We're in this crisis because we failed to anticipate the explosive growth of the Internet. It took a bit into the 2000s until we stopped doling out generously oversized networks to everyone who asked. Vetting the need would've been the right requirement. Shutting the door for organizations with not enough money would've hampered progress.
That's a depressingly shallow knee-jerk-y way of reasoning around something so fantastically open as the Internet... You're offering the deplorable solution of "let the money vote" instead of reason and restraint. The consequence if we had asked for money from the get-go would've been a corporate-ruled scenario where connectivity and Internet foothold were primarily in the hands of the businesses that had the most money. Smaller businesses, and non-profits in particular, would effectively have been shut out and innovation and growth in the Internet's most sensitive phase would have suffered greatly.
The world is not black and white, and paid service can easily coexist with subsidized service. There are many examples of “it costs you $XX but ask us if you need it badly” policies.
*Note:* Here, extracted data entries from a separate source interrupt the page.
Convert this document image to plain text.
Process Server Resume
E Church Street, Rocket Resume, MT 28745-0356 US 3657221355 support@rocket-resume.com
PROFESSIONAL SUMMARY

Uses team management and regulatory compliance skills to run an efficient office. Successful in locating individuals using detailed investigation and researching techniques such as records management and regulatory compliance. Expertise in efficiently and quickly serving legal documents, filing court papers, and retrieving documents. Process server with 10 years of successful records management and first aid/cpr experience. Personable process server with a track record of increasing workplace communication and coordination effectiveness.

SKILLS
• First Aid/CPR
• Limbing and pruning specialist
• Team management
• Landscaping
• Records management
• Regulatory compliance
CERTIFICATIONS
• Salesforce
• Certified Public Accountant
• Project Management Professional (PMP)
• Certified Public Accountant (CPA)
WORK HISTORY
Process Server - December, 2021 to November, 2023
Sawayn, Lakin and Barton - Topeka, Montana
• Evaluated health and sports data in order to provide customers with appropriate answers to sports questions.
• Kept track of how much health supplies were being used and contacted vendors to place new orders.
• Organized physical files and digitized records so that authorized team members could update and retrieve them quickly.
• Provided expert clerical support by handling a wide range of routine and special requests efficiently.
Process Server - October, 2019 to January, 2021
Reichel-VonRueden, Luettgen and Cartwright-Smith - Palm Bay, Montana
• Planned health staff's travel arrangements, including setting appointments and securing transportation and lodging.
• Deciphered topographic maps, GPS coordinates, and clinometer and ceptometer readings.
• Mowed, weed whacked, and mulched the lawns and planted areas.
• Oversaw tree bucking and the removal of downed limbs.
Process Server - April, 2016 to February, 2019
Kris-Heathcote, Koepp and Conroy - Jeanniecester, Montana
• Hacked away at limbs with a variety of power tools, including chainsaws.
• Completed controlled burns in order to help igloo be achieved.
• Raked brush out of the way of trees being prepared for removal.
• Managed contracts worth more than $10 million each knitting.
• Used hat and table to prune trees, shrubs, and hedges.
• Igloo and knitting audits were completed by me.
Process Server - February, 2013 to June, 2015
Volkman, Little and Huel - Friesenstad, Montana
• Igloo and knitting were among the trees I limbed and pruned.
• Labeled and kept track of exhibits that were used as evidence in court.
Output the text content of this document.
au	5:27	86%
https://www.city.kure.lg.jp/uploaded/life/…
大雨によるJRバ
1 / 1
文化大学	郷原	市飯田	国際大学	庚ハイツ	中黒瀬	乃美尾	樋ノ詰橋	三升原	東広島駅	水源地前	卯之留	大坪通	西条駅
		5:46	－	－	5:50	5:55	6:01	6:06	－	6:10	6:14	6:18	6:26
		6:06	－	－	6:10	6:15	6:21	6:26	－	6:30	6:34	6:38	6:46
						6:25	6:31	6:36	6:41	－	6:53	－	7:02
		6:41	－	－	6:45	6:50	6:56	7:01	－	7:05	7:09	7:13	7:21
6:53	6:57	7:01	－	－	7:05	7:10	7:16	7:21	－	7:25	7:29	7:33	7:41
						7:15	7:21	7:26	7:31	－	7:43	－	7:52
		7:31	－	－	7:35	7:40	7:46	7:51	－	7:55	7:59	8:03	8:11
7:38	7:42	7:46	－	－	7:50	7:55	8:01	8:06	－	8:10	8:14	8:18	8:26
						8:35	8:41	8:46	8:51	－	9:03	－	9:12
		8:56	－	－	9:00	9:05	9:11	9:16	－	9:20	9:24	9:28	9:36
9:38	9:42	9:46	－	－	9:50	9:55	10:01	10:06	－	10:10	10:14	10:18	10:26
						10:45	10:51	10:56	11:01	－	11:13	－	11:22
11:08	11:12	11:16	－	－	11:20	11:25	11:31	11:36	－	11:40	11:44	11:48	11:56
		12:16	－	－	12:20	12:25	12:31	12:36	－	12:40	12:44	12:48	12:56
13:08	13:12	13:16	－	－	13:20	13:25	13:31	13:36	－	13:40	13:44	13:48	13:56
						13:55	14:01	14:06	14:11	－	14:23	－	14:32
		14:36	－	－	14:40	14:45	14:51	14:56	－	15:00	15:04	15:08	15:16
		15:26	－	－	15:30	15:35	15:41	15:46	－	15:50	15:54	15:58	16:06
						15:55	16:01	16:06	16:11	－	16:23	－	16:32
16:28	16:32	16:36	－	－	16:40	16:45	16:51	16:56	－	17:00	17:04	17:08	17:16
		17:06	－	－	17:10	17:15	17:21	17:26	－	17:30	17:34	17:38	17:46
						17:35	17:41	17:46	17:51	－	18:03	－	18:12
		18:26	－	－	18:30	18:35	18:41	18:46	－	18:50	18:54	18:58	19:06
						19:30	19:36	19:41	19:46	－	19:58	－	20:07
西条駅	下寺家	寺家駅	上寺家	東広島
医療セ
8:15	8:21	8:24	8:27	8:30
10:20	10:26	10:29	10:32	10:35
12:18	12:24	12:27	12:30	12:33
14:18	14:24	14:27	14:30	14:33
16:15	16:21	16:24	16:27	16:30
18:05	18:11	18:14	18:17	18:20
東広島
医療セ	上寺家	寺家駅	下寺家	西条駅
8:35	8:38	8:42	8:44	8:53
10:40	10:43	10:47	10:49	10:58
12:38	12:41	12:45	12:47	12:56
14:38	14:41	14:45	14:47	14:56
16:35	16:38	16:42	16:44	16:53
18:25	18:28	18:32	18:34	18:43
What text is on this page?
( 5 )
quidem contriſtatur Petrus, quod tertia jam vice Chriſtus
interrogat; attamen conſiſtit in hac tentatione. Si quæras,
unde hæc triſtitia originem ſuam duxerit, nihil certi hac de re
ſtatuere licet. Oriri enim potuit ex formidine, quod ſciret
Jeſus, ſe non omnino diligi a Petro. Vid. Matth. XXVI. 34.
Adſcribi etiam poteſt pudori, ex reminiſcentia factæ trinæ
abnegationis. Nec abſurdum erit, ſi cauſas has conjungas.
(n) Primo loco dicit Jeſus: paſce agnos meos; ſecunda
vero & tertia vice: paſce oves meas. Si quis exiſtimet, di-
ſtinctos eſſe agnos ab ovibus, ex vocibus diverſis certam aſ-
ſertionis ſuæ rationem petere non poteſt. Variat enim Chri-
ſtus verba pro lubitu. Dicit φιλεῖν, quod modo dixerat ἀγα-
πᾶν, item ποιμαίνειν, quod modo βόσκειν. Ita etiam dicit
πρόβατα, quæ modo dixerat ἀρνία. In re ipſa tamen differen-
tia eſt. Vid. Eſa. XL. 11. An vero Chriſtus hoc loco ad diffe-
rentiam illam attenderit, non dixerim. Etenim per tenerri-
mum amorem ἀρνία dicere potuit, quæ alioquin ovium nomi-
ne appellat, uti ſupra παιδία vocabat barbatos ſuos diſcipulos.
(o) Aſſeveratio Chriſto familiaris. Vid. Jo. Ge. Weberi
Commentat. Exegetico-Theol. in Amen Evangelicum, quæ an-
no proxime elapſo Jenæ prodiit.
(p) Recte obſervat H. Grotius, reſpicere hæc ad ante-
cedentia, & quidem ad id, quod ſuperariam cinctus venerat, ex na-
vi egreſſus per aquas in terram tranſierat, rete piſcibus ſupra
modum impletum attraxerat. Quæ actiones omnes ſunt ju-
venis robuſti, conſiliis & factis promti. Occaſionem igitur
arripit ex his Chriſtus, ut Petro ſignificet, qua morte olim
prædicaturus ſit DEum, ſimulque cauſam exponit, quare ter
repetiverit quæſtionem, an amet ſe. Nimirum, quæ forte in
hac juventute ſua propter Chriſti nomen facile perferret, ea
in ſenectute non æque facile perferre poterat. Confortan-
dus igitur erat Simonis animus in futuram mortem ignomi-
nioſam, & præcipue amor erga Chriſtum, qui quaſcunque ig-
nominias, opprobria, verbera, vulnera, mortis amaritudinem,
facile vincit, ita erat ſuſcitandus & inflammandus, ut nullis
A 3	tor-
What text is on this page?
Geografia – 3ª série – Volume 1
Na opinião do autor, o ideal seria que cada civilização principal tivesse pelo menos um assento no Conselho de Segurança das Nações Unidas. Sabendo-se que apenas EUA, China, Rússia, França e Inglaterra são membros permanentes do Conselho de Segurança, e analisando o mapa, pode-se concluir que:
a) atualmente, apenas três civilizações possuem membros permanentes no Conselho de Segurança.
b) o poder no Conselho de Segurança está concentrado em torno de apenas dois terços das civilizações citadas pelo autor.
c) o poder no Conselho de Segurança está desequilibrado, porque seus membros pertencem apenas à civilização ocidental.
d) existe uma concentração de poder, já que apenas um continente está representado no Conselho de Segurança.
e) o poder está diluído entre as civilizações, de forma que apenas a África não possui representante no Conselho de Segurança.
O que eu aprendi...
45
The best varieties probably do some degree of vetting (because otherwise would slightly defeat the point or make it impractical, especially while LLMs are cheap enough that anyone can use one to write a convincing tear-jerker) and have objective criteria.
I haven’t thought enough to say whether it makes sense for specific cases like IP address allocation, though.
The fact of the matter is that “let the money vote” works much better than alternatives. “Reason and restraint” is precisely how we got to where we are.
Have you looked at the state of the world? "Let the money vote" works better than "let anyone just commandeer the finite resource, but only once", if nobody immoral enough to exploit it learns about vulnerabilities in your system.
If I can use my money to vote for "give me more money" at a profit, and I have no qualms about doing so, then I win – and if we play multiple such games with the same money, then we end up with a situation that's worse than "let anyone commandeer the resource".